Another, much simpler way we can raise this question is to ask: is Elon Musk an artist? Are his electric cars, rocket ships and wizard hats the artefacts of a new kind of rational magic, the incantatory objects of the positive bifurcation we are seeking today? Before answering such a question, we must ask: what is an artist, if we conceive this in ‘social’ or ‘anthropological’ terms? What is the function of art, and what is the function of art today? If we say that our species is and has from the outset co-existed with the material and technological artefacts and prostheses it produces, and that this production, which for millennia occurred imperceptibly slowly but today operates extremely rapidly, requires forms of social organization in order to be used well, and then, through the changing of these technical systems, disrupts social organization and so requires the invention of new forms of social organization, in turn requiring new instruments, and new ways of using these instruments – if all this is true, then is the function of art, which is itself a production of and by instruments and artefacts, to provide ways of negotiating and facilitating these disruptions, these problems, these questions, and so of overcoming them? And if so, what is the function of art in a world where the perpetual and rapid acceleration of technological innovation has produced an immense set of problems that synergistically and antagonistically combine in a manner that seems to have set the course of the world system on an apocalyptic path?


Is it conceivable that Elon Musk is (to put it in the terms of Joseph Beuys) socially sculpting Silicon Valley billionaires and, more generally, capital, through a corporate artistry conducted so as to affirmatively respond, and as quickly as possible, to the large set of grave problems and disruptions with which we are presently afflicted? And if we say no, this is not conceivable, if we wish to reject such a conclusion, then is it enough just to smugly bemoan the hubris of this modern-day Icarus: would not the responsibility to think better and care better, and so to respond better, with greater artistry and greater genius, then fall upon us?


In raising this question – the question of Elon Musk – we are opening a path that will prove, in what follows, to be both elliptical and circuitous. But with regard to the conclusion to which it leads, we are obliged to be absolutely clear.
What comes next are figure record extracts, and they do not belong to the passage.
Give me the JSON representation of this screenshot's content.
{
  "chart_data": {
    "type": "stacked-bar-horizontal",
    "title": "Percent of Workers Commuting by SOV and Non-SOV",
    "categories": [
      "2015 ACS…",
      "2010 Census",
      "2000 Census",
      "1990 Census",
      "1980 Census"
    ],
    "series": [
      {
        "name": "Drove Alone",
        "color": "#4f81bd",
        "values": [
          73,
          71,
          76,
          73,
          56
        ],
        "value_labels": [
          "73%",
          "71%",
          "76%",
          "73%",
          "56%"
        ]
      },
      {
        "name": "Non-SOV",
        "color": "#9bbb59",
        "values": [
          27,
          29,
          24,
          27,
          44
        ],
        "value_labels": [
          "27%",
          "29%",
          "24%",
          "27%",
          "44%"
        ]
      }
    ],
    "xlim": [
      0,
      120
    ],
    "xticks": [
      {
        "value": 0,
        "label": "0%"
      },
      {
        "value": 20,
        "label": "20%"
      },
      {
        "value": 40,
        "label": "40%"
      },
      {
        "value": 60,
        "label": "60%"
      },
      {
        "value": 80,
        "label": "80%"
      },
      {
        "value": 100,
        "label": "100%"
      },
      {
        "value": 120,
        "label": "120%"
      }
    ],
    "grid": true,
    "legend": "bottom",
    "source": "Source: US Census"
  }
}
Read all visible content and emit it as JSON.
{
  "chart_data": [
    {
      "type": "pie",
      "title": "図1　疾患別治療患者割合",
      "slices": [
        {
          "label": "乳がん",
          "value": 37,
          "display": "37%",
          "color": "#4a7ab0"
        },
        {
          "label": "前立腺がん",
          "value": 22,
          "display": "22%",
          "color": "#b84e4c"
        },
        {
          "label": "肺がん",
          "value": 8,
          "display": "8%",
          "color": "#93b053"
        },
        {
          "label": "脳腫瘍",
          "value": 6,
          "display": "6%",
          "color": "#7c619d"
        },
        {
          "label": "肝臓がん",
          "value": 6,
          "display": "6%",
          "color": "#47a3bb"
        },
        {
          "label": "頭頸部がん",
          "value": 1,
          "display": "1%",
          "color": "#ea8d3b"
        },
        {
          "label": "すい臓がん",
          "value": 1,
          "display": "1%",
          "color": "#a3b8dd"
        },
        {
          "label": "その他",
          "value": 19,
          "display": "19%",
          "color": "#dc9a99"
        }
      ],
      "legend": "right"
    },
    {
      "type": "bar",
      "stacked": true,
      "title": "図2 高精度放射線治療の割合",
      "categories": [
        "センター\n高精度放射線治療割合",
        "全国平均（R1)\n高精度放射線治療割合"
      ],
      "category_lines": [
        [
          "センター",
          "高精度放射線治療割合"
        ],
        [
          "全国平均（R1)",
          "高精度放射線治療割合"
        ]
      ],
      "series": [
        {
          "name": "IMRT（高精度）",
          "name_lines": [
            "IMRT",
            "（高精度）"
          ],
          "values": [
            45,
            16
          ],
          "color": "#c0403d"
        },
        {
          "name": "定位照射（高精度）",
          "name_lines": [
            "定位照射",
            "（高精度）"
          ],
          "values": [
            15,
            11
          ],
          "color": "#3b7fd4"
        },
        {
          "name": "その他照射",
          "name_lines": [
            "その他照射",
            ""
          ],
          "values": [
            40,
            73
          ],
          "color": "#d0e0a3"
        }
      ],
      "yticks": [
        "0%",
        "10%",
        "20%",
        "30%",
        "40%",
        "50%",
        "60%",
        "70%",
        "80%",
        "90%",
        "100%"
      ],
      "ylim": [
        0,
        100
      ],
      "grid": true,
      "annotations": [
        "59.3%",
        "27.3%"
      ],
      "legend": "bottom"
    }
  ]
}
Macroeconomic critique has long been concerned with the contradictions of capitalism, and rightly so: the antagonistic battle of tendency and counter-tendency within the hyper-globalized capitalist technosphere is undoubtedly thrusting the latter headlong to a limit point that ultimately threatens to ‘clog the economic arteries and increase the dangers of a political stroke’ that may well be fatal.


But in addition to these contradictions, there are also contradictions within critical macroeconomic discourse itself. On the one hand, the most clear-sighted discourses on environmental sustainability in the age of climate change understand full well that desperately needed ‘dramatic reductions in emissions at current high levels of consumption are very challenging’, to say the least: hyper-consumption profoundly threatens environmental sustainability and solvency in the age of the Anthropocene. On the other hand, the most clear-sighted discourses on macroeconomic sustainability understand full well that this hyper-globalization, fuelled by financial deregulation and subsequent debt-driven bubbles, has led to ‘more inequality, underconsumption, debt and, consequently, macroeconomic vulnerability’: under-consumption profoundly threatens macroeconomic sustainability and solvency in the age of hyper-globalization.

This problem amounts to a dual contradiction, both of capitalism itself and of its critique: global ecological sustainability absolutely requires addressing the risks brought by hyper-consumption, while global economic sustainability absolutely requires addressing the risks brought by under-consumption. The depths of this dual contradiction justifies referring to it as an aporia of sustainability, and the failure to resolve this macroeconomic aporia gives rise to the significant threat of a global economic insolvency and a global political stroke of a magnitude sufficient to expose human civilization to a level of danger that is best described in terms of ‘extinction risk’.